La pandémie a été payante pour les ultrariches des États-Unis

Sans surprise, c’est le fondateur du géant Amazon, Jeff Bezos, qui trône encore une fois au sommet de la liste, avec une fortune évaluée à 201 milliards de dollars.
Photo: Tony Gutierrez Associated Press Sans surprise, c’est le fondateur du géant Amazon, Jeff Bezos, qui trône encore une fois au sommet de la liste, avec une fortune évaluée à 201 milliards de dollars.

COVID-19, confinement, télétravail, port du masque, perte d’emploi et distanciation physique… La dernière année a été difficile, sauf peut-être pour les 400 Américains les plus riches, qui ont vu leur richesse collective augmenter de 40 % lors des 12 derniers mois, en pleine pandémie, pour s’établir à plus de 4500 milliards de dollars, selon le dernier palmarès du magazine Forbes.

2021 a été « l’année des récoltes », résume le prestigieux magazine américain, qui constate toutefois qu’une chose n’a pas augmenté dans ce monde des ultrariches : leur générosité. Le nombre de milliardaires qui ont fait don de plus de 20 % de leur fortune a diminué de 10 à 8 dans la dernière année, alors que le nombre de ceux qui ont consacré moins de 1 % de leur richesse à des activités philanthropiques a connu une légère hausse, passant de 127 à 156.

Sans surprise, c’est le fondateur du géant Amazon, Jeff Bezos, qui trône encore une fois au sommet de la liste, avec une fortune évaluée à 201 milliards de dollars. Il est suivi par Elon Musk, grand patron de Tesla et de SpaceX, avec 190,5 milliards de dollars, et de Mark Zuckerberg, créateur du réseau Facebook, avec 134,5 milliards, soit 500 millions de plus que Bill Gates.

La richesse des quatre premières fortunes des États-Unis représente plus de sept fois les revenus totaux du gouvernement du Québec — ou permettrait de rembourser quatre fois la dette de la province.

La fortune de ces ultrariches a été calculée sur la base des valeurs des actions de leurs compagnies au 3 septembre dernier.

Si l’année 2021 a été profitable aux milliardaires américains, elle a également été propice pour en faire apparaître des nouveaux : 44 personnes ont fait leur entrée dans le palmarès de Forbes, soit le nombre de nouveaux visages le plus élevé depuis 2007, souligne le magazine. Le billet d’entrée dans la liste a fait également un bond de 800 millions de dollars : il faut désormais avoir une richesse évaluée à 2,9 milliards de dollars ou plus pour faire partie des 400 fortunes du pays.

Avec 30,4 milliards, c’est Miriam Adelson, 75 ans, qui mène le bal des nouveaux venus dans le palmarès. Elle est la veuve du magnat des casinos Sheldon Adelson, décédé en janvier dernier à l’âge de 87 ans. Le couple était connu pour être un des plus gros contributeurs à la caisse électorale du Parti républicain.

Elle est suivie par le plus jeune des nouveaux milliardaires, Sam Bankman-Fried, qui, à 29 ans, a bâti une fortune évaluée à plus de 22 milliards dans les cryptomonnaies.

Après son divorce hautement médiatisé, Melinda French Gates, ex-femme de Bill Gates, fait également son entrée dans le palmarès de Forbes avec une fortune évaluée à 6,3 milliards.

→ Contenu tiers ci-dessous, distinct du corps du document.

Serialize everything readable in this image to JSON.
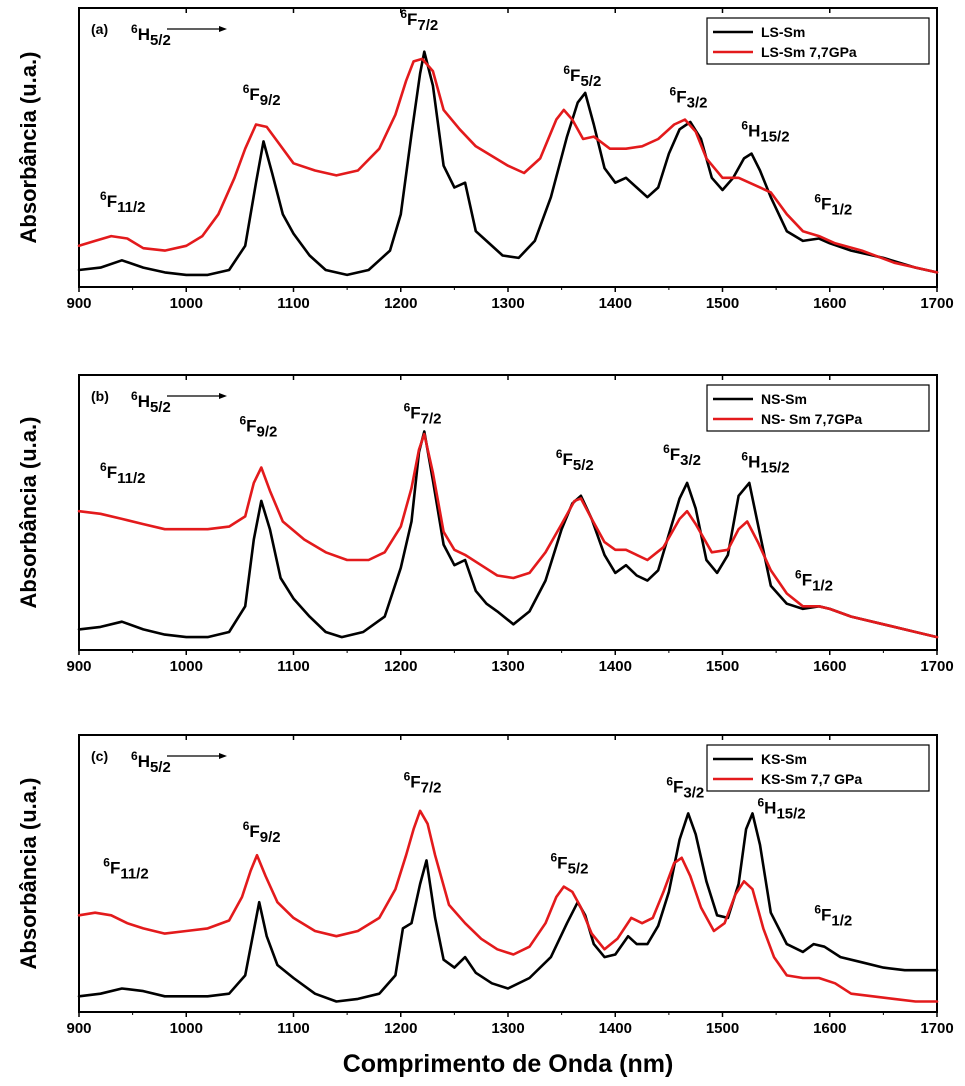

L’effet de la pandémie sur l’économie américaine se fait toujours sentir avec des pénuries d’emplois, des prix à la hausse et des conséquences sociales que l’expiration des mesures d’aide du fédéral devrait très vite exacerber. Mais la crise sanitaire a stimulé aussi les marchés boursiers et immobiliers, dont ont su profiter les Américains les plus riches.

Parmi les nouvelles grosses fortunes du pays, on retrouve entre autres le trio derrière le vaccin Moderna : l’investisseur et professeur de Harvard Timothy A. Springer (5,9 milliards de dollars) ; le cofondateur et président de Moderna, Noubar Afeyan (5 milliards de dollars) ; et le cofondateur et professeur du MIT Robert Langer (4,9 milliards de dollars).

Enfin, il est à noter que l’ex-président américain Donald Trump, magnat de l’immobilier, n’a pas plus réussi à se maintenir à la Maison-Blanche que dans la liste des 400 Américains les plus riches, dont il vient d’être expulsé pour la première fois en 25 ans. Sa fortune est évaluée à 2,5 milliards toutefois.

« Si Trump cherche quelqu’un à accuser, il peut commencer par lui-même », écrit Forbes.